There’s actually a law on the books about how companies can charge different prices depending on the size of their buyer, and so it’s much cheaper to manufacture 100 bags of Doritos for every single Walmart store in America. You’ve got an economy of scale there that brings down Frito-Lay’s price. You probably really want Walmart to buy a lot of Doritos from you if you’re Frito-Lay. And so you might give them a discount above and beyond how much cheaper it is for you to make that outsized number of bags of Doritos. That’s illegal under the Robinson-Patman Act.

And so that law is on the books, but not really enforced. It’s been used like, three times over the past 40 years. We think that the federal government could enforce this law and in doing so, make sure that the smaller grocers get the really good low prices that Walmart and Kroger are able to negotiate.

Noel King

Anything else that the government could do to ensure that those Americans that are struggling at the grocery store struggle less?

Elizabeth Pancotti

There’s this one niche thing that most folks probably don’t know about. The best example of this is on the ice cream aisle. Let’s say you’re Ben and Jerry’s and Breyers. You have to compete for the amount of freezer space that you get at a grocery store.

The way that grocers allocate freezer space for your favorite two types of ice cream flavors is they essentially charge a fee and they give the space to the highest bidder. So if Ben and Jerry’s has a new flavor they want to launch, or if they really want a ton of Cherry Garcia in a Walmart in Washington, DC, they can just buy more of that shelf space.

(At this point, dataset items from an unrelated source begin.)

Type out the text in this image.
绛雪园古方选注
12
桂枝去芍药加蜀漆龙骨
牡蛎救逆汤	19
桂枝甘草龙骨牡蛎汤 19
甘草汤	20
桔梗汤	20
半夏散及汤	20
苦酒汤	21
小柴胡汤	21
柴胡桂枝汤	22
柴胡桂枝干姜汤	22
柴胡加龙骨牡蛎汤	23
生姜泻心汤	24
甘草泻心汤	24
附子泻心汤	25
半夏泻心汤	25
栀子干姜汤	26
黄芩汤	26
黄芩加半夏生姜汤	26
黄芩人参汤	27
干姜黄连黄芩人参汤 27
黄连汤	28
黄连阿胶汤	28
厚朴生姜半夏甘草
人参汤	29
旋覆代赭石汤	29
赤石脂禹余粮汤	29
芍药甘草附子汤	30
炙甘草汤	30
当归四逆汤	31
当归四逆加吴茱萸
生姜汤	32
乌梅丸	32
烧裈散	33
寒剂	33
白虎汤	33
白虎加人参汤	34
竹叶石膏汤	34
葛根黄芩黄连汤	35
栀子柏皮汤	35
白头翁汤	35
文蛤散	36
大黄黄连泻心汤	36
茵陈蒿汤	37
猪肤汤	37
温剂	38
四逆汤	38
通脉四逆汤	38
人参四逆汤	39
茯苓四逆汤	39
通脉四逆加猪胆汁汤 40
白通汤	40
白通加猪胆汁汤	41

That means that Breyers has to take some pints out of the freezer space. This means that what Ben and Jerry’s does is instead of just paying Kroger or Walmart a bunch of money and then taking that as the cost of business, they pass that on to consumers.

So your pint of ice cream might be $4, but then once they have to pay this fee called a slotting fee, they might charge you another dollar to cover the cost of that fee. And if we’re trying to bring down grocery prices using the limited authority that the federal government has, we think they should start with banning slotting fees.

Noel King

The thing is, I’m still getting angry texts and phone calls from my friends and family saying such and such is so expensive. I just spent $75 at the grocery store. I myself see it every time I go grocery shopping. It doesn’t seem to be working right now. Am I reading that wrong?

Elizabeth Pancotti

I think that’s right. But I think really the culprit here is corporate greed. We have found that all of these companies, at first they were bragging about how big their margins were getting and how they were raising prices for consumers, and now grocery prices really have slowed in terms of growth. They only rose by about 1.3 percent last year, lower than regular inflation.

So we’ve seen the tides turn, but prices aren’t coming down even as costs for people making our food are coming down significantly.

Noel King

And that is a problem with America.

Elizabeth Pancotti

Yeah, I think that’s just the problem with unfettered capitalism, right? We’ve talked about how in France, the retailers and the government have a lot more power to regulate this kind of thing.

One recent example is that Justin Trudeau, the prime minister of Canada, told all the grocery stores in Canada that they had to come up with a plan to lower prices for Canadians at the grocery store. And if they didn’t, if their plan wasn’t satisfactory, he would raise their corporate tax rate.

I think you have a problem in America where if Joe Biden called up the CEO of Walmart and said, “You have to lower your prices or I’m going to hike your corporate tax rate,” the lobbyists of Walmart would probably laugh in his face and say, “No, you won’t.”